时间:2018-03-27 06:38:24

标签: python regex

我在文件中有文字。

INCLUDE '.\..\..\
FE_10-28\
ASSY.bdf'

INCLUDE '.\..\..\FE_10-28\standalone\COORD.bdf'

$ INCLUDE '.\..\..\FE_10-28\standalone\bracket.bdf'

$ INCLUDE '.\..\..\
$ FE_10-28\standalone\
$ ITFC.bdf'

我想要一个表达式来捕获字符串(应该跳过以$开头的行):

['.\..\..\FE_10-28\ASSY.bdf', '.\..\..\FE_10-28\standalone\COORD.bdf']

我设法过滤单行字符串:

    with open(bdf_name,'r') as f:
        file_buff = f.readlines()

    text = ''.join(file_buff)
    regex_incl = re.compile("[^$]\s+include\s+\'(.*)\'",re.IGNORECASE|re.MULTILINE)
    print(regex_incl.findall(text))

但是,多线怎么样?

2 个答案:

答案 0 :(得分:2)

首先,您需要标记re.DOTALL,否则点.与新行不匹配。
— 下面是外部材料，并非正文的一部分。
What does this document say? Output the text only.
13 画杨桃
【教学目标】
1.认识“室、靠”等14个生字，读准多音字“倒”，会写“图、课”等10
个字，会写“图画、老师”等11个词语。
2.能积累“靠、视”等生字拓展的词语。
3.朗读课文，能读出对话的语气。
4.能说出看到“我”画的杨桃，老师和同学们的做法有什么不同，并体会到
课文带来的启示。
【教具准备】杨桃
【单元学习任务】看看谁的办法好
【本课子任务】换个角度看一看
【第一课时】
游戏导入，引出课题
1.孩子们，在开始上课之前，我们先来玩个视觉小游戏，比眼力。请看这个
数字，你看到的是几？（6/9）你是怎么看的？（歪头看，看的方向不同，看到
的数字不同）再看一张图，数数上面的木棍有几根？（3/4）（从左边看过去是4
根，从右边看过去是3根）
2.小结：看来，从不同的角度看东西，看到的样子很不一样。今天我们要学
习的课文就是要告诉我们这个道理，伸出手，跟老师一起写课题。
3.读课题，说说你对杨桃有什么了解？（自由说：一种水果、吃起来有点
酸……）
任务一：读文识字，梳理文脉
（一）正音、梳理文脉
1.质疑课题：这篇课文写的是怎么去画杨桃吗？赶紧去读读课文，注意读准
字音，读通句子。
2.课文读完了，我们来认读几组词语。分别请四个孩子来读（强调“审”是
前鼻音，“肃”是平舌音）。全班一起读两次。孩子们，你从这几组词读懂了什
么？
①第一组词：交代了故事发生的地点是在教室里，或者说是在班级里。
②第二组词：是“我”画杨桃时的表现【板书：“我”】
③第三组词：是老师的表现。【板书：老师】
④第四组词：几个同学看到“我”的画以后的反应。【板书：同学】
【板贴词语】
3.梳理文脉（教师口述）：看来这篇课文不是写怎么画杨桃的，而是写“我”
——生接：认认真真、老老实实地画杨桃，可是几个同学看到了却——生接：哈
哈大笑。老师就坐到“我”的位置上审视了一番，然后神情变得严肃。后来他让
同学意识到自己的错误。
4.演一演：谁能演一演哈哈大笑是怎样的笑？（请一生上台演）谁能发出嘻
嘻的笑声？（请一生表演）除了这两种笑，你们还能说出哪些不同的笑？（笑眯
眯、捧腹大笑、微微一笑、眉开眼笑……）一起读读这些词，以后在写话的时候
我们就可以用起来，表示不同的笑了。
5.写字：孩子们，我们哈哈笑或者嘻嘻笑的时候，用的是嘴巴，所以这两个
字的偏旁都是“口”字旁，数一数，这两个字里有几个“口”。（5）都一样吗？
并立即读取所有数据。

with open(bdf_name, 'r') as f:
    data = r.read()

re.findall("^include\s+\'(.*?)\'", data, 
           flags=re.IGNORECASE|re.MULTILINE|re.DOTALL)
#['.\\..\\..\\\nFE_10-28\\\nASSY.bdf', '.\\..\\..\\FE_10-28\\standalone\\COORD.bdf']

如果您不想换行,请使用.replace("\n","")将其删除。

答案 1 :(得分:2)

您可以使用此regex

>>> raw = '''
... INCLUDE '.\..\..\
FE_10-28\
ASSY.bdf'

INCLUDE '.\..\..\FE_10-28\standalone\COORD.bdf'

$ INCLUDE '.\..\..\FE_10-28\standalone\bracket.bdf'

$ INCLUDE '.\..\..\
$ FE_10-28\standalone\
$ ITFC.bdf'... ... ... ... ... ... ... ... ... ...
... '''
>>>
>>> re.findall(r"^INCLUDE\s+'(.+?)'\n", raw, re.M|re.DOTALL)
['.\\..\\..FE_10-28ASSY.bdf', '.\\..\\..\\FE_10-28\\standalone\\COORD.bdf']